Basically, the model distinguishes between "true" and "observed" DO values. The "true" values obviously are not observed, and are referred to as "latent" variables --- essentially parameters. The model already estimates these latent variables, but they are not returned to the user unless they are designated as "parameters to track" from within JAGS. (If X is the variable assigned to the true DO values, you just need to tell JAGS to track "X"; no need to specify `c('X[1]', 'X[2]', 'X[3]', ...).)

'Tracking' these parameters has no effect of parameter estimation --- the true DO values are already estimated, all you're doing is 'saving' the posterior samples for each DO value. That's right, true DO at each time step will have its own posterior distribution. Therefore, I recommend using a N x T matrix to store the true DO output (N = number of posterior iterations, T = number of time steps). If we combine output for many days (e.g., in metab()), it could be formatted as an array (the size of the 3rd dimension would be the number of days).

OLS predictions

This should be pretty easy, as an lm() object already has predicted values as a stored element (do we give users the lm() object in the output? I forget).

However, metab.ols predicts diff(DO), not DO. So we'd have to do cumsum(predicted(metab.ols(...))) + DO[1]. The DO[1] is oxygen at the first time step (which we might just say is equal to do.obs[1], the observed oxygen at t=1).

An alternative is, for the plot of observed DO, to use do.obs - do.obs[1], and then to not add DO[1] to the cumulative sum of metab.ols's predicted values. Another alternative is to use diff(do.obs) as the observed oxygen, and for the predicted just use predicted(metab.ols(...)).

MLE predictions

I think the predictions for metab.mle might be more straightforward than for other model types. I think this because 1) mle predicts concentration; 2) mle doesn't have the complications of Bayesian or Kalman approaches that result from simultaneously considering observation and process error.
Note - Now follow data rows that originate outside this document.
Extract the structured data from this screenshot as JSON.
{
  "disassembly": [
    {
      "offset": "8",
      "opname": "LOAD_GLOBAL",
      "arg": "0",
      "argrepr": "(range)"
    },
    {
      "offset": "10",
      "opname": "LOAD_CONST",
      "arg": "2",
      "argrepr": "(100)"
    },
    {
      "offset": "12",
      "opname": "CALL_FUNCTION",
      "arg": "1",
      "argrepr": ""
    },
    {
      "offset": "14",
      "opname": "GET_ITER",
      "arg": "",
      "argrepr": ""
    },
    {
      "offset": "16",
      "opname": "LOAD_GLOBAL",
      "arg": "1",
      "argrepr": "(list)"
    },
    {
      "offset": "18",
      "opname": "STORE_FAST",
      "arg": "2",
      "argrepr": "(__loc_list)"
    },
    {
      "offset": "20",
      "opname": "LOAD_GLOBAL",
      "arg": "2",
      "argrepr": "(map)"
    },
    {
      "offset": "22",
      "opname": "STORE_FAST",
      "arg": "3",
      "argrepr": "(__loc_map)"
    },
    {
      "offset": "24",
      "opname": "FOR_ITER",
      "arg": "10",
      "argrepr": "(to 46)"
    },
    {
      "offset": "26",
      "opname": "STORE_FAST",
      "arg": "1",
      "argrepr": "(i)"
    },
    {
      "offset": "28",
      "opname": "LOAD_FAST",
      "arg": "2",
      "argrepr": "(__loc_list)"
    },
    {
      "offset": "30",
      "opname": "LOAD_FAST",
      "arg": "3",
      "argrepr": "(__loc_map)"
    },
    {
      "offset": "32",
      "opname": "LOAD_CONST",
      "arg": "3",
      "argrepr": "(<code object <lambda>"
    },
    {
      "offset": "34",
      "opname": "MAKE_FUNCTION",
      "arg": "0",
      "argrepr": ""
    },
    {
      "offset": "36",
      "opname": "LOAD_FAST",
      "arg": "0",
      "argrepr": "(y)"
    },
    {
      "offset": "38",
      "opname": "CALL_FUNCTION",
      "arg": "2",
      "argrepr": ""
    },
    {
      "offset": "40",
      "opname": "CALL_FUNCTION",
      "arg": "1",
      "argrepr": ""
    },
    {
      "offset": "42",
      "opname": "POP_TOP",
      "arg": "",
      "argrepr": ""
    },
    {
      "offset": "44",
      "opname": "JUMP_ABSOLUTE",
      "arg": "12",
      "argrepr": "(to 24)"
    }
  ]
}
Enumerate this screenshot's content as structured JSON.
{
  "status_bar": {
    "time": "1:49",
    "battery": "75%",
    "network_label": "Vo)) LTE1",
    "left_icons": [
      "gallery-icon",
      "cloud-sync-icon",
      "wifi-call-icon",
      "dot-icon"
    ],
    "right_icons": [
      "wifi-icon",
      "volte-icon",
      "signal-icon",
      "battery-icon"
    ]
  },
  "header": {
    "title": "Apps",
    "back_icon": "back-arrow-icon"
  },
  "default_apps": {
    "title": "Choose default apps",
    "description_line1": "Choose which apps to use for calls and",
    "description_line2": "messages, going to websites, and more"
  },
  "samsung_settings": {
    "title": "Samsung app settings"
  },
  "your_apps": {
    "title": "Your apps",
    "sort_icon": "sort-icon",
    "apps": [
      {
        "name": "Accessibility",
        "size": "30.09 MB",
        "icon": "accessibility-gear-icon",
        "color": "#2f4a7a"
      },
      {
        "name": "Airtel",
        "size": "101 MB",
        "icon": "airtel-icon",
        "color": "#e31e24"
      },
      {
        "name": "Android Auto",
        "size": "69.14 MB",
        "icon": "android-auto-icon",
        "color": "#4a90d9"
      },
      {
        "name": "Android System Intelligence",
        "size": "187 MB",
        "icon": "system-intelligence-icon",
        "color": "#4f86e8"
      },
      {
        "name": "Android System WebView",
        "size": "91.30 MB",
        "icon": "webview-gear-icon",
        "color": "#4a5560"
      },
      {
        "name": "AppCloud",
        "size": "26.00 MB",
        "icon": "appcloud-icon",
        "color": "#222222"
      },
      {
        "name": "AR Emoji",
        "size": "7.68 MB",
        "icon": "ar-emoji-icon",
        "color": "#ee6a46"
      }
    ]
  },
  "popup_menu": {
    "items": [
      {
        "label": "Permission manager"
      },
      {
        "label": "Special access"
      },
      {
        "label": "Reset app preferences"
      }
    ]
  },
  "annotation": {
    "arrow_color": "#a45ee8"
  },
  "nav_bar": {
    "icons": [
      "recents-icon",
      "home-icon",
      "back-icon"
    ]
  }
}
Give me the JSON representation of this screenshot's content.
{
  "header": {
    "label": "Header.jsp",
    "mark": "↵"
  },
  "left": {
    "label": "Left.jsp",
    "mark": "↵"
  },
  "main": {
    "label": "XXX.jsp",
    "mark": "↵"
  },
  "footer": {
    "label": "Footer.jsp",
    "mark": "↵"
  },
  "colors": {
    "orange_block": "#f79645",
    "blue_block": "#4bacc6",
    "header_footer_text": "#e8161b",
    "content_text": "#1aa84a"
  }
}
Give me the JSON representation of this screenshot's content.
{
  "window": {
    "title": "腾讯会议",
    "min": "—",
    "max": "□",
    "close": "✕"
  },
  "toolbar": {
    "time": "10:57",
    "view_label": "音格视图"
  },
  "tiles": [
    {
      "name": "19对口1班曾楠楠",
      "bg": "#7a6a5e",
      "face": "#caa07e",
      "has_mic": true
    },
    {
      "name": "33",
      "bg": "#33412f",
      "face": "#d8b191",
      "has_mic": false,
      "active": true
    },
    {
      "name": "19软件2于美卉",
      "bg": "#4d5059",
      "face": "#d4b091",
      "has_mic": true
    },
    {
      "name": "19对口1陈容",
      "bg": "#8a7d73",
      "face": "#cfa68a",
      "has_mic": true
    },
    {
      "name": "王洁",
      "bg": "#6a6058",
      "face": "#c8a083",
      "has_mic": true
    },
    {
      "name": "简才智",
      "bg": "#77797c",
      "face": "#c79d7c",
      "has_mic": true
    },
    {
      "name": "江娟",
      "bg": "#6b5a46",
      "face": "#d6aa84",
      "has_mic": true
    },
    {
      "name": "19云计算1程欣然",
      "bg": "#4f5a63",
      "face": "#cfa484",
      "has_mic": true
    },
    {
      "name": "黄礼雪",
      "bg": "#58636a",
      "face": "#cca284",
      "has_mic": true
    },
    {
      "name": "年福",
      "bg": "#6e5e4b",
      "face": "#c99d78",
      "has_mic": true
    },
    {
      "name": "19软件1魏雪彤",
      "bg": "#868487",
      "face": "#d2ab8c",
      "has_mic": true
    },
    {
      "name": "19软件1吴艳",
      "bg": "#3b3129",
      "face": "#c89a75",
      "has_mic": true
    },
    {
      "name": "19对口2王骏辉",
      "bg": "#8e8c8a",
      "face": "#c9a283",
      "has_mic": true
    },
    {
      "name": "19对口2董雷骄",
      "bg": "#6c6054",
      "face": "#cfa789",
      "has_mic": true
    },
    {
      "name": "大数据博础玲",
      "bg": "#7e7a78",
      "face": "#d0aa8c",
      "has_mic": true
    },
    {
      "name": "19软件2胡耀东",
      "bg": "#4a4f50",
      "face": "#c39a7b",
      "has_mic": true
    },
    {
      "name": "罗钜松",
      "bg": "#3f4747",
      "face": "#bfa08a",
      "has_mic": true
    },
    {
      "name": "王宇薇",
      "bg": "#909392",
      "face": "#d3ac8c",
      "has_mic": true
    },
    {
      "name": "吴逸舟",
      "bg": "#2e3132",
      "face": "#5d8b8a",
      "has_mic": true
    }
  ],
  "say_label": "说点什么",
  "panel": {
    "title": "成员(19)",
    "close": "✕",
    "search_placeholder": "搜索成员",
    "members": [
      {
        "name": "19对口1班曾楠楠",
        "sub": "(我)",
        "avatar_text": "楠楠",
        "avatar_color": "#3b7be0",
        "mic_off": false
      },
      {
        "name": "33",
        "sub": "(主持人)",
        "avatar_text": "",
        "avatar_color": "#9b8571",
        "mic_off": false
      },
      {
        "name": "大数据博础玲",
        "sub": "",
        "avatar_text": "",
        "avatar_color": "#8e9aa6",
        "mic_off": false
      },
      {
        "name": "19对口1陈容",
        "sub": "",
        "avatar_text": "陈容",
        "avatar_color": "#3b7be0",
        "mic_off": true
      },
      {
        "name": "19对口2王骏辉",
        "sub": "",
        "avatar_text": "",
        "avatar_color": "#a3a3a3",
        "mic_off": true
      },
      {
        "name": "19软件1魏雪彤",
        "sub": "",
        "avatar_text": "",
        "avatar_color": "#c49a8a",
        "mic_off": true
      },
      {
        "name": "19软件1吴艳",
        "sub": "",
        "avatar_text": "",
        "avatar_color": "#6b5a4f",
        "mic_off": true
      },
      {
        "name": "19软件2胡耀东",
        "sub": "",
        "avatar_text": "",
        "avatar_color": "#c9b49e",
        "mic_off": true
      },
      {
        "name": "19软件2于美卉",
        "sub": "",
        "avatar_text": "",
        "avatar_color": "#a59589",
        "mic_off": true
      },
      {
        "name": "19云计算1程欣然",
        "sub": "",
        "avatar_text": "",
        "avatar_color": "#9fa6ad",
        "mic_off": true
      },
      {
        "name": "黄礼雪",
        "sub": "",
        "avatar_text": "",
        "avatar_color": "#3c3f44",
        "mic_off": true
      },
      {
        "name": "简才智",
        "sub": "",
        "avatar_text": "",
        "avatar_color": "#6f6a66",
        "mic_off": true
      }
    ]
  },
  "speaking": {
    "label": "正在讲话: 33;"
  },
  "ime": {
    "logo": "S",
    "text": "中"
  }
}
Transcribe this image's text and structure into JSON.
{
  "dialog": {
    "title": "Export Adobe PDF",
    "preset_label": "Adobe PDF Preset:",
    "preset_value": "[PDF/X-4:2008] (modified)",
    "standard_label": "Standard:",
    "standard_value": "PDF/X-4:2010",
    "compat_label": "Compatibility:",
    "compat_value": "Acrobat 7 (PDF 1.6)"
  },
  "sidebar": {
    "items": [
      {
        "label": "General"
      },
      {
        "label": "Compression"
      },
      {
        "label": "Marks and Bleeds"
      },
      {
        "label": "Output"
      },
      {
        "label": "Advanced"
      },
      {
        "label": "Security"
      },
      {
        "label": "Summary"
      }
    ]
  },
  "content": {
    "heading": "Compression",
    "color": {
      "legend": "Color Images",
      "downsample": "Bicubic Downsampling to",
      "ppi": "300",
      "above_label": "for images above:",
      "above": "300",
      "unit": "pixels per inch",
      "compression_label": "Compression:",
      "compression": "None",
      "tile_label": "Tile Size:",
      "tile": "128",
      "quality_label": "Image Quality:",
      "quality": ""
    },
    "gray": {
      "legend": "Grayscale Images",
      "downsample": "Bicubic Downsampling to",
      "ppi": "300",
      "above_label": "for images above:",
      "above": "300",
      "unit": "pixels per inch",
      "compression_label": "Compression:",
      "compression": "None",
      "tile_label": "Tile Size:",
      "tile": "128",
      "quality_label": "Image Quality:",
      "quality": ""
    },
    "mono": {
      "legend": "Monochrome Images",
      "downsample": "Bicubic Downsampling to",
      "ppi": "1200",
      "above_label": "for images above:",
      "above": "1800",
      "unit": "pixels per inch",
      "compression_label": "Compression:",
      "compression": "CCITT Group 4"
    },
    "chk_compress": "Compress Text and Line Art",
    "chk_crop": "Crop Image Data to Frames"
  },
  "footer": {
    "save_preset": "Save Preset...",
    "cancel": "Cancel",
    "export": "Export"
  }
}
I think all we have to do is copy the code from the inner loops of these models (PE and OE models), and just plug in the fitted parameter values where needed.

BK predictions

I don't think we can generate predictions for this model --- it's not a statistical model.

Note

As a general note: A model that makes good predictions of oxygen isn't necessarily making good estimates of metabolism (as extreme example, get predicted values using forecast::auto.arima() or stats::arima(); fits great, won't tell you much about metabolism), though I agree this is useful to look at. When it's time to write the help page for this code, it might be worth pointing out that accurately predicting O2 is different than accurately predicting any component of metabolism.